Over the years, the New York Times and writers associated with it have done more than most of us to debunk scares over purported cancer clusters. “When multiple cases of cancer occur in a community, especially among children, it is only human to fear a common cause,” wrote George Johnson in a 2015 Times piece. “Most often these cancer clusters turn out to be statistical illusions, the result of what epidemiologists call the Texas sharpshooter fallacy. (Blast the side of a barn with a random spray of buckshot and then draw a circle around one of the clusters: It’s a bull’s-eye.)”
Johnson’s writings in publications other than the Times have cogently analyzed dubious claims of cancer clusters in Toms River, N.J. and Love Canal, N.Y. Times science reporter Gina Kolata was a pioneer in questioning claimed incidence patterns, and a Times editorial helped in dispelling one of the most famous cancer cluster theories, that of breast cancer on Long Island.
Dozens of refuted cancer cluster scares later, are we more cautious when new ones are put forward?
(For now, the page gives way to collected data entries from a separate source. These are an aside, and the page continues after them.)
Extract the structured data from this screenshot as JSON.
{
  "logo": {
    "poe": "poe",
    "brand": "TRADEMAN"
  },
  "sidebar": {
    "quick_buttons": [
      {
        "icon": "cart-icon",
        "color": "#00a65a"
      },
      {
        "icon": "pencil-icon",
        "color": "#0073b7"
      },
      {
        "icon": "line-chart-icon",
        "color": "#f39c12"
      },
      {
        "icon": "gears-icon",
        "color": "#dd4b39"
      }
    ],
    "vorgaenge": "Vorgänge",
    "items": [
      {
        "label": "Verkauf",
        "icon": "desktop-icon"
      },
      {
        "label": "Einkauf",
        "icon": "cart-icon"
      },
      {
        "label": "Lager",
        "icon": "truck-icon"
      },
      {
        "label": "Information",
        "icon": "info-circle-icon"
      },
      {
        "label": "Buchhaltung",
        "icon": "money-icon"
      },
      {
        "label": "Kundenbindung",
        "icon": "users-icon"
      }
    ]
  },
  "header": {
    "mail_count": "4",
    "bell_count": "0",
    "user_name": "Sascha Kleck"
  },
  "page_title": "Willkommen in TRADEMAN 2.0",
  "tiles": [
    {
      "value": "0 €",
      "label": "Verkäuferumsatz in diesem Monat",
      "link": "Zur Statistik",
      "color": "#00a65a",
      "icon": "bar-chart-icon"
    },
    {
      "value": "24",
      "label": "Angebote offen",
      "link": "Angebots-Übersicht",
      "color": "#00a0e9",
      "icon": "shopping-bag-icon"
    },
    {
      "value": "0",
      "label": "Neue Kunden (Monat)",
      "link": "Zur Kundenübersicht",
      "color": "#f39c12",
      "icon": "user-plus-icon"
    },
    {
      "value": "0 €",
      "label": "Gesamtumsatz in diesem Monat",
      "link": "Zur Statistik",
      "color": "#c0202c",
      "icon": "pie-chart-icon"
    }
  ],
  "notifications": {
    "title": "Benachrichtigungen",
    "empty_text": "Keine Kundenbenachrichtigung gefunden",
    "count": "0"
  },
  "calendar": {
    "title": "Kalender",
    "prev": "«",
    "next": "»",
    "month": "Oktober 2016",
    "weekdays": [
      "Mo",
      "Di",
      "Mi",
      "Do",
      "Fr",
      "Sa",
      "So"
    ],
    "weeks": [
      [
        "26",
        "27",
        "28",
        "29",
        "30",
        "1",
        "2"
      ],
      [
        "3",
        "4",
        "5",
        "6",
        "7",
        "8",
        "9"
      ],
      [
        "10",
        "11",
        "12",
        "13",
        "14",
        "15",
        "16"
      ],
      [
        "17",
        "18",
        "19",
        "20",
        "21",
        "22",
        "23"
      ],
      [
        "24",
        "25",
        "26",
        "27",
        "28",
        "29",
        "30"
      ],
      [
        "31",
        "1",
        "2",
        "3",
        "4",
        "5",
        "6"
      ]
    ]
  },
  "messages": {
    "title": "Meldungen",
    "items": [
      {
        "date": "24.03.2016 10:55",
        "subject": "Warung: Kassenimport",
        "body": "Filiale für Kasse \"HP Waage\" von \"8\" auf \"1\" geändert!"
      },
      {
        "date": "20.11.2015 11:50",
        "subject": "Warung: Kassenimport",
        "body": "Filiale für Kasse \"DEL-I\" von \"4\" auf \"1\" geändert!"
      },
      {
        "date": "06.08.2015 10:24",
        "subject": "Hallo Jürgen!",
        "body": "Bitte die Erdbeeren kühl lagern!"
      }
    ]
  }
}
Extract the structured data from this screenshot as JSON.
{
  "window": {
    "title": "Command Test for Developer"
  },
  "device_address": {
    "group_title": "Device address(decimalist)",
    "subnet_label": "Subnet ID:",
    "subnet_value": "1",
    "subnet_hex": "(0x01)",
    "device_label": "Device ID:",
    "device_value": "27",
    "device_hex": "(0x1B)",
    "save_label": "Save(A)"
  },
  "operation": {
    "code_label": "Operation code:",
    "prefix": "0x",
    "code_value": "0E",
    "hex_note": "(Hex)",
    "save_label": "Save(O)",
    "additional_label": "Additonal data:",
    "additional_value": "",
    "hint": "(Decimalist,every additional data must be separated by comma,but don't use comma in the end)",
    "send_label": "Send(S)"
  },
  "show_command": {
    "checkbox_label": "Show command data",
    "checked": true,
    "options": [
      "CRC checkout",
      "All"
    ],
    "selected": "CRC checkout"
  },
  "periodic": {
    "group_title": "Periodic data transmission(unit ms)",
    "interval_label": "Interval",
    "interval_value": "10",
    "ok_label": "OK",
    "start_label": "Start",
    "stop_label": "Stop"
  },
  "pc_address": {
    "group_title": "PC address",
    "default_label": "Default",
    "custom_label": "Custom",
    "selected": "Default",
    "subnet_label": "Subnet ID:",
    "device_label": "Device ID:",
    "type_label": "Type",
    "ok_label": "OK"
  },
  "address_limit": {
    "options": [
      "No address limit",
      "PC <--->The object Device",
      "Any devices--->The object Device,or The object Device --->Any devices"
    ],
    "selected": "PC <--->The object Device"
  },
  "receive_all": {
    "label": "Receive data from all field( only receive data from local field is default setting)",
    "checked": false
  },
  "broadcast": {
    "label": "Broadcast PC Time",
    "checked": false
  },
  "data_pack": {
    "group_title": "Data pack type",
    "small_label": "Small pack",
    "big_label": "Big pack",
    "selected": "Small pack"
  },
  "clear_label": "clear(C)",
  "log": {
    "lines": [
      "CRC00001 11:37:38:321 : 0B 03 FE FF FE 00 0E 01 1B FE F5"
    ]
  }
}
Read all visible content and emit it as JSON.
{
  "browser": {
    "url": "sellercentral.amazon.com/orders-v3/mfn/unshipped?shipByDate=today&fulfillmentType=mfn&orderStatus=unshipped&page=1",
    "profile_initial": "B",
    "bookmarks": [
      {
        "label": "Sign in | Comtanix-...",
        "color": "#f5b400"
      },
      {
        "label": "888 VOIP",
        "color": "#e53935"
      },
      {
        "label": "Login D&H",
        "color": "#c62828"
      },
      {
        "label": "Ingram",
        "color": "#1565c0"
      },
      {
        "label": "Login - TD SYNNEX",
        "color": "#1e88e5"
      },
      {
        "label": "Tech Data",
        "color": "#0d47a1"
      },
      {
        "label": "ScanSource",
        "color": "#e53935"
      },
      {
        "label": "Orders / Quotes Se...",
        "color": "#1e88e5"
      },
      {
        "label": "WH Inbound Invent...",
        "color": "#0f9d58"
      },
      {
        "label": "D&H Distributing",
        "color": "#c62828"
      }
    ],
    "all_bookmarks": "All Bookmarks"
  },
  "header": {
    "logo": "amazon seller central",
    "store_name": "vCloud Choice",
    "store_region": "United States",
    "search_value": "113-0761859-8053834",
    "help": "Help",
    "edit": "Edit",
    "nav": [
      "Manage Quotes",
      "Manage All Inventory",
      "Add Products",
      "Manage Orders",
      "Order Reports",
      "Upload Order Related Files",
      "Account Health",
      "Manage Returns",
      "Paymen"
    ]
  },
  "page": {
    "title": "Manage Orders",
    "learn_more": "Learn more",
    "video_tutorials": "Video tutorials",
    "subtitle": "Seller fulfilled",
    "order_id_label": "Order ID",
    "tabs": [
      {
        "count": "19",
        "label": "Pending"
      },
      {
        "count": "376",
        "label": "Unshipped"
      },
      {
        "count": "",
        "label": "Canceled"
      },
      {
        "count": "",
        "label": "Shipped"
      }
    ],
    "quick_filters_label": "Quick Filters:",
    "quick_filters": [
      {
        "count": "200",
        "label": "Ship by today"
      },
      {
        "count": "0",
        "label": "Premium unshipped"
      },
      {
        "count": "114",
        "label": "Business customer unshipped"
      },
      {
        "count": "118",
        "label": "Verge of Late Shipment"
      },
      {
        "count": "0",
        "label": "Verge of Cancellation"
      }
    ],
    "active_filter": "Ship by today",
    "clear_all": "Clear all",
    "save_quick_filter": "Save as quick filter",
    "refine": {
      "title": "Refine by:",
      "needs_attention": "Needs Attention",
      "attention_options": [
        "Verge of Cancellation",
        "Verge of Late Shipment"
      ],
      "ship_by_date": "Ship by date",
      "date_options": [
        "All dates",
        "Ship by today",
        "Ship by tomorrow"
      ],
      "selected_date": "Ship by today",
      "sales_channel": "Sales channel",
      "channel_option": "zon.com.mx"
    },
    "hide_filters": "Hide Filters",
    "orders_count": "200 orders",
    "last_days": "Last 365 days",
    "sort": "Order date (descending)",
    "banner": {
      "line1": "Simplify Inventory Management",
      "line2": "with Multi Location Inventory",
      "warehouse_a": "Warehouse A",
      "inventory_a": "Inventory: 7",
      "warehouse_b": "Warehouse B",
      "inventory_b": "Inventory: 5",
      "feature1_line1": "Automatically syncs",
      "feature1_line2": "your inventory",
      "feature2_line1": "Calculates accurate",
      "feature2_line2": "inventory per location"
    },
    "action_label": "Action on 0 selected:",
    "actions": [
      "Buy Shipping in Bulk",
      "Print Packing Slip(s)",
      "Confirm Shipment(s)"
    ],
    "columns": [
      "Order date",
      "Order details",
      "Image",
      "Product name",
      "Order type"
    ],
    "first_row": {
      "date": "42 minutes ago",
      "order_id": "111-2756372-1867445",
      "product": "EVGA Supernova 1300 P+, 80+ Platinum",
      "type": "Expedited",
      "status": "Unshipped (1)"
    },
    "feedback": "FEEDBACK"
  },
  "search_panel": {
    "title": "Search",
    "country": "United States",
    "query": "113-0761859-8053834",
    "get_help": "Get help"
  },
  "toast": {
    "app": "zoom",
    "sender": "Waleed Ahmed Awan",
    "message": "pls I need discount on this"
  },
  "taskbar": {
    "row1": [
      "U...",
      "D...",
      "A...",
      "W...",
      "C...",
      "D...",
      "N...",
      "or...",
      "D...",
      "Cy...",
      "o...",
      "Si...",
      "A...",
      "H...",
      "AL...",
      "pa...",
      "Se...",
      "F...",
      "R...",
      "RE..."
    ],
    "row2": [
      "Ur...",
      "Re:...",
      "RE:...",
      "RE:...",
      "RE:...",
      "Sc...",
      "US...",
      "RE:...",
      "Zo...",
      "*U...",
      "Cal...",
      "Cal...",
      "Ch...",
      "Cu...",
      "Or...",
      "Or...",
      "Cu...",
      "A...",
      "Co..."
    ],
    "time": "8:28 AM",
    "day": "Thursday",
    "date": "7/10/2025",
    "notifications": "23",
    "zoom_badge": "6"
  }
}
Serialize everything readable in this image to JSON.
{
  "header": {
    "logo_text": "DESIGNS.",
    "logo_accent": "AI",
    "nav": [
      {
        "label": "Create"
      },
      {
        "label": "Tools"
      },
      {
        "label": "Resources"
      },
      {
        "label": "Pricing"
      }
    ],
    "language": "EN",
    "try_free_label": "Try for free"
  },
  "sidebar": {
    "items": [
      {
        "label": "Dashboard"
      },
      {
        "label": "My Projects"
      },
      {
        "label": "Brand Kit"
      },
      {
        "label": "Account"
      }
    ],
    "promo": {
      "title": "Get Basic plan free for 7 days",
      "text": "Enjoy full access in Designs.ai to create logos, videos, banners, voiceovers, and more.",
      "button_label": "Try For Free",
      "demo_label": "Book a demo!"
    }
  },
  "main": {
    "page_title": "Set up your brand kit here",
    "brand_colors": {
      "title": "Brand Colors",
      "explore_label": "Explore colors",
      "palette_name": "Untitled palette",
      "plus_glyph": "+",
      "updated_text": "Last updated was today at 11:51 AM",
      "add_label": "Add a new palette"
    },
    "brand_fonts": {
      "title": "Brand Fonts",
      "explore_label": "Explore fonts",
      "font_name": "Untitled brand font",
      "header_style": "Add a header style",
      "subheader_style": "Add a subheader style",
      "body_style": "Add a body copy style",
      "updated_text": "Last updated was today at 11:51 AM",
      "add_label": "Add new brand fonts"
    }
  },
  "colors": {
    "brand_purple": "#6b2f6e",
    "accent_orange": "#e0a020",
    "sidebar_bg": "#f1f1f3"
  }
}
Or has nothing changed?
On Jan. 2 the Times published, to predictably sensational reaction, a piece by Hiroko Tabuchi profiling a claimed childhood cancer cluster in Johnson County, Indiana. Local campaigners have collected cases of childhood cancers — diverse kinds of it, not all one type — associated with the county since 2008, which would imply a rate of six cases per year. The piece, unfortunately, omits to mention the county’s population; it’s 139,654. It does concede, somewhat backhandedly, that the county is within a broadly normal range on its numbers, by noting that it has an incidence of childhood cancer slightly above the average for American counties, placing it in the 80th percentile of all such counties, which in this kind of statistical distribution means not really any great outlier at all.
Cluster alarms call for a culprit, and the local campaigners have settled on a now-shuttered industrial plant that used TCE (trichloroethylene), a solvent familiar from dry cleaning and used at many thousands of sites. They suspect it may have spread through the water and subsequent evaporation, which would explain — or would it? — which some sick children lived in homes distant from the plant and why current water testing is at best inconclusive.
I’ve written a fair bit about cluster controversies in the past, including the one in Hinkley, Calif. made famous by Erin Brockovich, and the Woburn, Mass. story captured in the book and movie “A Civil Action.”